S1:E3 No Corruption here…Is there?

17 Jun 2020

Show Notes




There is no corruption here. That’s what the United States Federal Government informs us.

We have over sixty offices of inspector general. It is their separate missions to combat waste, fraud, and abuse within the various agencies of the executive branch which they chose not to call corruption.

In another twist of irony, these inspectors general are defined by statute as independent, yet they are appointed by the executive entity who makes such all appointments – the same executive who fires them.

Can I weave three elements together in 7 minutes?

  1. Corruption,
  2. Inspectors general, and
  3. The two-trillion-dollar CARES Act, passed during the spring of 2020.

Fraud, waste, and abuse – focal issues for inspectors general. Some of these organizations investigate mismanagement. criminal and noncriminal misconduct.

Wait, what is the difference between fraud, waste, and abuse and corruption?

Aubergine, amethyst, mulberry, mauve, grape, deep ruby, violet… all are purples, aren’t they. Fraud is a corrupt act, isn’t it? If I misrepresent my services or goods or pricing to the government, I committed a corrupt act. Where there is fraud, there is corruption.


Corruption involves the manipulation of public trust to benefit private interests.

Is abuse of public funds corruption? Money for x went to y. X suffered, Y benefitted. And the effort went contrary to public indent. It fits. Public trust manipulated, and certainly someone quietly benefited.

Waste, mismanagement, and noncriminal misconduct seem like very polite words for corruption – hues and variations on the theme of purple. Why don’t we acknowledge that the reason we implement procurement rules, financial management rules, transparency laws in governance are all efforts to reduce the opportunity for corruption.

Or do we think that corruption belongs over there – some far-off land. We may abuse public trust. We may mismanage public funds. We may have fat-cats manipulating process to benefit their private interests. But corruption, we haven’t had corruption in the United States since the Teapot Dome Scandal in the 1920, a hundred years ago.

No, we have sixty organizations with mission statements focused on corruption. Sure, they washed the words through a thesaurus. In order to establish an agency to investigate corruption, one must entirely and honestly admit that corruption exists.

How does this relate to the 2 trillion-dollar CASE act? We, our government, established the PRAC (P-R-A-C), the Pandemic Response Accountability Committee. The Coronavirus, Aid, Relief and Economic Security Act tags the Council of Inspectors General on Integrity and Efficiency to staff the PRAC. What is the Council of Inspectors General on Integrity and Efficiency?
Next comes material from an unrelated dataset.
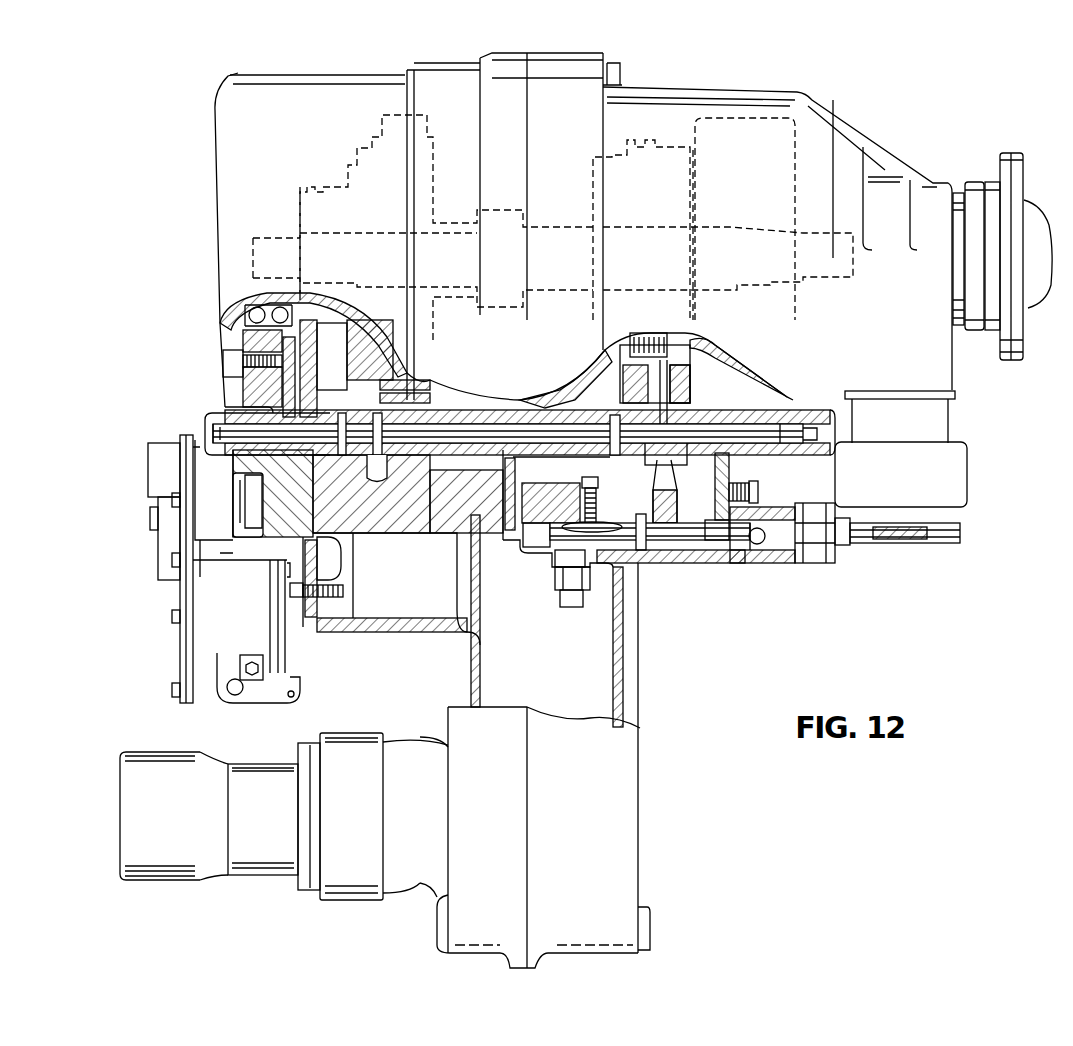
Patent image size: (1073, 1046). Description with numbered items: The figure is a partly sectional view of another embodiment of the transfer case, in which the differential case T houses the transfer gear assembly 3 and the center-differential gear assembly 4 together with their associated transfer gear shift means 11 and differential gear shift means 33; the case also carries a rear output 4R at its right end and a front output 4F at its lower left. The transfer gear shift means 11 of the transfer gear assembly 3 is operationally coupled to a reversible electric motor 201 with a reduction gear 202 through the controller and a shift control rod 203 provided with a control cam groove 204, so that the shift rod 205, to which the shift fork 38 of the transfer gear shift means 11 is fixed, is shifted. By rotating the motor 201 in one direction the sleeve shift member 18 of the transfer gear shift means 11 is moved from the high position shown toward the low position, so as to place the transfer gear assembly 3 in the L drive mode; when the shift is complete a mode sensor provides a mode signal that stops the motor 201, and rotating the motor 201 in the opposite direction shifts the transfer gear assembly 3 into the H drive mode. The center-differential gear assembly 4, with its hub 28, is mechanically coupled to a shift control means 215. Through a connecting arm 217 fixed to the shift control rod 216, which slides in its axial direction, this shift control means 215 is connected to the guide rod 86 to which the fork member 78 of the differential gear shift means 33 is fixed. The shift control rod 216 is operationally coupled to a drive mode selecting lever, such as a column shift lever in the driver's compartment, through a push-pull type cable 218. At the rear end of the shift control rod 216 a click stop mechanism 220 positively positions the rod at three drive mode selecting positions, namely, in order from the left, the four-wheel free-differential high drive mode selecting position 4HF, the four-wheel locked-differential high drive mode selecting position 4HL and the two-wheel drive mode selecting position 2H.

The C-I-G-I-E is an umbrella organization of inspectors general our government formed in 2008. They call themselves an “Independent Entity within the United States Executive Branch”. I’ll quote here from the CIGIE’s mission statement:

  • Continually identify, review, and discuss areas of weakness and vulnerability in Federal programs and operations with respect to fraud, waste, and abuse (corruption).
  • Develop plans for coordinated, Government wide activities that address these problems and promote economy and efficiency in Federal programs and operations, including interagency and inter-entity audit, investigation, inspection, and evaluation programs and projects to deal efficiently and effectively with those problems concerning fraud and waste (corruption).that exceed the capability or jurisdiction of an individual agency or entity.

To Recap: The United States Government has sixty-plus organizations called inspectors general who investigate corruption within their domains, and we have an umbrella organization to coordinate the efforts to prevent and investigate corruption.

Each I.G. calls itself an independent entity. They are independent from the organization they monitor. The CIGIE also stamps itself as independent.

Yet, they are not independent.

Friday, 7 April 2020

The Executive fired the IG for the intelligence community, Michael Atkinson.

Glenn Fine

Friday, 7 April 2020

The Executive fired the Department of Defense IG, Glenn Fine

Christi Grimm

Friday, 1 May 2020

The Executive fired the Health and Human Services IG, Christi Grimm

Friday, 15 May 2020

The Executive fired the State Department IG, Steve Linick

Mitch Behm

Friday, 15 May 2020

The Executive fired the Department of Transportation IG, Mitchell Behm

Five inspectors general fired on Friday evenings after normal business hours.

Five inspectors general fired within five weeks.

Twice firing two IGs at a time on Friday nights.

What is the Message?

Inspectors General are not independent entities.


Second, I infer my government wants to manipulate CARES Act oversight committee. The Executive fired under 10% of the potential members of the PRAC.

We are borrowing $2 trillion from someone somewhere somehow. We’re using these public funds to keep hospitals and public infrastructure alive. We’re borrowing from the future to help everyone in our economy survive the greatest economic crisis in a century (or longer).

And we’ve pulled the teeth from the team who ought to protect our interests from corruption.

Fraud is corruption. Corruption hurts us all. And the people it hurts the most are the people we always hurt the most. That is also a shame.